Essentially the text describes what someone in power should do in order to ensure they stay in power. In a nutshell, he advocates that a ruler maintains a positive and moral appearance but does immoral and negative things when the need arises. The ruler should keep his people happy, but fearful and those in powerful positions under the ruler should be appeased with both money and power so they shouldn't seek to overthrow you but at the same time they should be in a position to fear severe consequences from either the ruler or the people should they ever cross the ruler. The ruler should pick his friends carefully, never ally himself with a stronger party and when it comes to war rely on his own people rather than his allies or mercenaries.
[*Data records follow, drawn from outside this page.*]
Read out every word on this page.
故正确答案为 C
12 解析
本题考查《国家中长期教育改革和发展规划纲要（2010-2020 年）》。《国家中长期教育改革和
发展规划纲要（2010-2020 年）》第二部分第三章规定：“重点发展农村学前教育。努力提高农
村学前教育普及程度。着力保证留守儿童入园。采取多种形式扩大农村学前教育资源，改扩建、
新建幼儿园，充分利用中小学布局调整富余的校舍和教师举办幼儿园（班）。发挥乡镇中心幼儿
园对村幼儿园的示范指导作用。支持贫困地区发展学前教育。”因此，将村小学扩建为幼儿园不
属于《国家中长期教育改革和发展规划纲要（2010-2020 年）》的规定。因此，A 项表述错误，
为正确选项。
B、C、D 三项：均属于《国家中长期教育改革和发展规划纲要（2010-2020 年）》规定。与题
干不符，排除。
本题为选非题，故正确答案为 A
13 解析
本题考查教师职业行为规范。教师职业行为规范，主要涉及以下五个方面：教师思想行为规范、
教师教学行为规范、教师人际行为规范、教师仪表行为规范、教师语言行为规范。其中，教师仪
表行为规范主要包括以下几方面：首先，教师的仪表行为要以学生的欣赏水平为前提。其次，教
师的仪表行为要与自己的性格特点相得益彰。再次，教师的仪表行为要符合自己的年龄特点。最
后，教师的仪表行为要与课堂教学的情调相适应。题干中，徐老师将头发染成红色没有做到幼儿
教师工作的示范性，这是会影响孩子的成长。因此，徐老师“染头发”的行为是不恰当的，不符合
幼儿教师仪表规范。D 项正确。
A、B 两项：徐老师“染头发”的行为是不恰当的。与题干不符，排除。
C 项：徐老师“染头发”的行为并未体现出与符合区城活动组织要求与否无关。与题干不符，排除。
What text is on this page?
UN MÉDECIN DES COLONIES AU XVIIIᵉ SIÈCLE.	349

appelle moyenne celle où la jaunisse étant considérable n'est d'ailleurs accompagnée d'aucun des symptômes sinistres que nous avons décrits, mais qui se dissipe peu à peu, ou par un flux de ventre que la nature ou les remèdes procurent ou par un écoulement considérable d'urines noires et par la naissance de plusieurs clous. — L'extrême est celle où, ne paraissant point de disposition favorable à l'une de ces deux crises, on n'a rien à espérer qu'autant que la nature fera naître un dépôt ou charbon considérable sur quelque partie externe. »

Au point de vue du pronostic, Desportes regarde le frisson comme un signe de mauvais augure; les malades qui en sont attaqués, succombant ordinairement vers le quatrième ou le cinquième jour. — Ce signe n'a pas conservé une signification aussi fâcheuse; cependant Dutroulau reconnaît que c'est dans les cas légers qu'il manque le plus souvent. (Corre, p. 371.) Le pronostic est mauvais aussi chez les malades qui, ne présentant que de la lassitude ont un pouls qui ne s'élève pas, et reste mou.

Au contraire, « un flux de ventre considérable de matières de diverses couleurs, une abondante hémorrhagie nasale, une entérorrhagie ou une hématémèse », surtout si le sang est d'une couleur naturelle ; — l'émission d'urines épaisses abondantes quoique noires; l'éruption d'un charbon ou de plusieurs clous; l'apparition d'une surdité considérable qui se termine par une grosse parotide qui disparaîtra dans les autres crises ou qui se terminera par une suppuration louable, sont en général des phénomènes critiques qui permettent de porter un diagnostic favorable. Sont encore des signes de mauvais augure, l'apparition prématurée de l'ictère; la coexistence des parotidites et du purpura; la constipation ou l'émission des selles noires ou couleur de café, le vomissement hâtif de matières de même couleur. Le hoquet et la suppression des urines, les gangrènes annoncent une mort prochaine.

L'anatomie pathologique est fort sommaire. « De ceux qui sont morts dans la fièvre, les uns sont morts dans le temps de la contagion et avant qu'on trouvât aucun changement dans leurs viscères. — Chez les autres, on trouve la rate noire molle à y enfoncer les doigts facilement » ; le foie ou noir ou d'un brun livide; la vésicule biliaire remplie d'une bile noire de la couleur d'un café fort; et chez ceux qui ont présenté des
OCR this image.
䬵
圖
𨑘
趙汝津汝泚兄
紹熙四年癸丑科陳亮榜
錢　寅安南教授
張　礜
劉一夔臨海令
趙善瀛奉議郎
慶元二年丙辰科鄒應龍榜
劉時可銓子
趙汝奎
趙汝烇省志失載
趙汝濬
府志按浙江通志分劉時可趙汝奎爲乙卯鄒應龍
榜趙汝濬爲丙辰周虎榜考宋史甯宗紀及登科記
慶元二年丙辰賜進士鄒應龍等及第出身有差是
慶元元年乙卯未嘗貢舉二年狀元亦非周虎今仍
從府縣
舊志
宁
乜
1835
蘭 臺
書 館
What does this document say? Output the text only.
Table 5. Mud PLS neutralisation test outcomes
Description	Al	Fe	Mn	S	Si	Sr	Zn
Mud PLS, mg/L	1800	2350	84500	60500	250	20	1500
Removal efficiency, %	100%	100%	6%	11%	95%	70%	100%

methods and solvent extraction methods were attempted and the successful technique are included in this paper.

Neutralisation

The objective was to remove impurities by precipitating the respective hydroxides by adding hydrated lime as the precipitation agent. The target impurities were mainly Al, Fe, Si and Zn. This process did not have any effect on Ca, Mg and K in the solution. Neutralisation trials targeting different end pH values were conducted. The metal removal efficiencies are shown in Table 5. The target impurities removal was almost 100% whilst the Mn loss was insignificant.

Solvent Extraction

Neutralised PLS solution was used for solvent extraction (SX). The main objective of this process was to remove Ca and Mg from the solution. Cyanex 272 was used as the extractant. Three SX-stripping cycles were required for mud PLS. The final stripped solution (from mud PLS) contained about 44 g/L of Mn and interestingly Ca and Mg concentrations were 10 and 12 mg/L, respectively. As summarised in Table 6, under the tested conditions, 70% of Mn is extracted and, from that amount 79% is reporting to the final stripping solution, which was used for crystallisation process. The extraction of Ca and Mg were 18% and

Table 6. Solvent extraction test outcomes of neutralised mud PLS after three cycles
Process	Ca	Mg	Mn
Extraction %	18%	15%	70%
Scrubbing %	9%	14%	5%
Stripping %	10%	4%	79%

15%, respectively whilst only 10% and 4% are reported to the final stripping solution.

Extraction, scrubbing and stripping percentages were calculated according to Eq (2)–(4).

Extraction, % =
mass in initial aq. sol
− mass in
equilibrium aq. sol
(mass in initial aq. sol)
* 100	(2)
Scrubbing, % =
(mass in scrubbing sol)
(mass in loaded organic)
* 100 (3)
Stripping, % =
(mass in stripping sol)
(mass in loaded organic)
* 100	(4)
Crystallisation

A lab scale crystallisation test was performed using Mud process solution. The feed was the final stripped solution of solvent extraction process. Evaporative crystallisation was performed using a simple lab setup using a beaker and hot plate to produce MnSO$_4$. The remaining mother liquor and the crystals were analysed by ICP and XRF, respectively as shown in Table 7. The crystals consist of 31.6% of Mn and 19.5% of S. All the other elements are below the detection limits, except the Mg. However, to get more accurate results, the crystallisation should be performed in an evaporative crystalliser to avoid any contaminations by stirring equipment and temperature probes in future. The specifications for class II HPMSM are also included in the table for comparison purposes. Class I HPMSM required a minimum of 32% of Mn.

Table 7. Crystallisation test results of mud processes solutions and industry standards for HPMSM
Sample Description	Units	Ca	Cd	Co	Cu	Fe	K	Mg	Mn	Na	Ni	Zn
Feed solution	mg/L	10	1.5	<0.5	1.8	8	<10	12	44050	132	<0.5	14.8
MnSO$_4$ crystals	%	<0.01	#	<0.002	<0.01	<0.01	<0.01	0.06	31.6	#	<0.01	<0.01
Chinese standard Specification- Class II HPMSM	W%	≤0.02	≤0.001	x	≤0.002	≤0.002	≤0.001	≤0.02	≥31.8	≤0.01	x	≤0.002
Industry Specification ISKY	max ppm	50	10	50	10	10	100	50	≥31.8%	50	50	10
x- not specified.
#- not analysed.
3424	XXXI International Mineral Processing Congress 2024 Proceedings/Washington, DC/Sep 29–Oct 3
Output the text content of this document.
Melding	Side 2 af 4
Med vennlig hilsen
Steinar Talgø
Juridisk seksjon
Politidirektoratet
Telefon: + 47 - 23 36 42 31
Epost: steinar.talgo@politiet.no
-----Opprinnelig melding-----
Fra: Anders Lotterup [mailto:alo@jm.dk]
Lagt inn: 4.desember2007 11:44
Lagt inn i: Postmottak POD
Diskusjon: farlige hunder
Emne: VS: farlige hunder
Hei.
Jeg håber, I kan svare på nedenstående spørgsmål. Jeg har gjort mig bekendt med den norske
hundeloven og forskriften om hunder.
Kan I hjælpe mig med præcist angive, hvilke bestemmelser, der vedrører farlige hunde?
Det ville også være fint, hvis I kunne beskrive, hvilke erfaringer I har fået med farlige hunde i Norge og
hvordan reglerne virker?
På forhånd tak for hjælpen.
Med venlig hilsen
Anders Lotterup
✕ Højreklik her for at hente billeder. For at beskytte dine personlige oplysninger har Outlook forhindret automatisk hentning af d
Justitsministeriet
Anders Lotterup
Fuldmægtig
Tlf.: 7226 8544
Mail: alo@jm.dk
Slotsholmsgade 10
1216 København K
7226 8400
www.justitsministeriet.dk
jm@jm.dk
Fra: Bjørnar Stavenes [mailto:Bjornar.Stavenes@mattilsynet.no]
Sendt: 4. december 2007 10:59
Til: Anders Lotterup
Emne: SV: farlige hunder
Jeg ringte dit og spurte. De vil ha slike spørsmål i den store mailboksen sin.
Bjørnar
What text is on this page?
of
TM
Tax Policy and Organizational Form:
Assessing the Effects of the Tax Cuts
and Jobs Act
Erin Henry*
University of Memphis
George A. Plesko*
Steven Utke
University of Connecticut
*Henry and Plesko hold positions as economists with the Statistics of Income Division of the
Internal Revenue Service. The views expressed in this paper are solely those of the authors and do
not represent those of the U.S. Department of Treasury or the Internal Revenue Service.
One interesting point he brings up was the fact that a ruler should arm his people. Essentially he befriends the nation as a whole and can only make friends with such a decision. On the other hand, disarming the people will definitely create enemies and will not create friends. This is an interesting point to consider because Machiavelli's tactics are all about manipulation. You give people token gestures of goodwill to ensure loyalty and to distract them from or remove their need to revolt. Any kind of barbaric or controlling behavior, so long as it's limited and sprinkled occasionally will be forgiven if the above is followed.
I see a correlation with the US and its gun policies. It ultimately bothers me not what Americans do regarding their gun policy but it's interesting to note how Americans are blind the the US government's sleight of hand tactics to remove their other rights. This is mainly because the government keeps them distracted with their attention focused on other issues and ultimately, the US wants its citizens armed as it keeps them loyal and keeps them under its thumb. Exactly what it wants.
Anyways, after reading this text I came across this excert from a letter that Machiavelli wrote and found it resonated with me. Many of us work in jobs not necessarily tied to our interests and find ourselves doing what we cherish only in our quiet time at home and perhaps not all that often either mind you. So, I leave you with this quote:
Machiavelli having been kicked out from his prestigious position, tortured and then exiled to a farm had this to say about his life at that moment:
When evening comes, I go back home, and go to my study. On the threshold, I take off my work clothes, covered in mud and filth, and I put on the clothes an ambassador would wear. Decently dressed, I enter the ancient courts of rulers who have long since died. There, I am warmly welcomed, and I feed on the only food I find nourishing and was born to savor. I am not ashamed to talk to them and ask them to explain their actions and they, out of kindness, answer me. Four hours go by without my feeling any anxiety. I forget every worry. I am no longer afraid of poverty or frightened of death. I live entirely through them.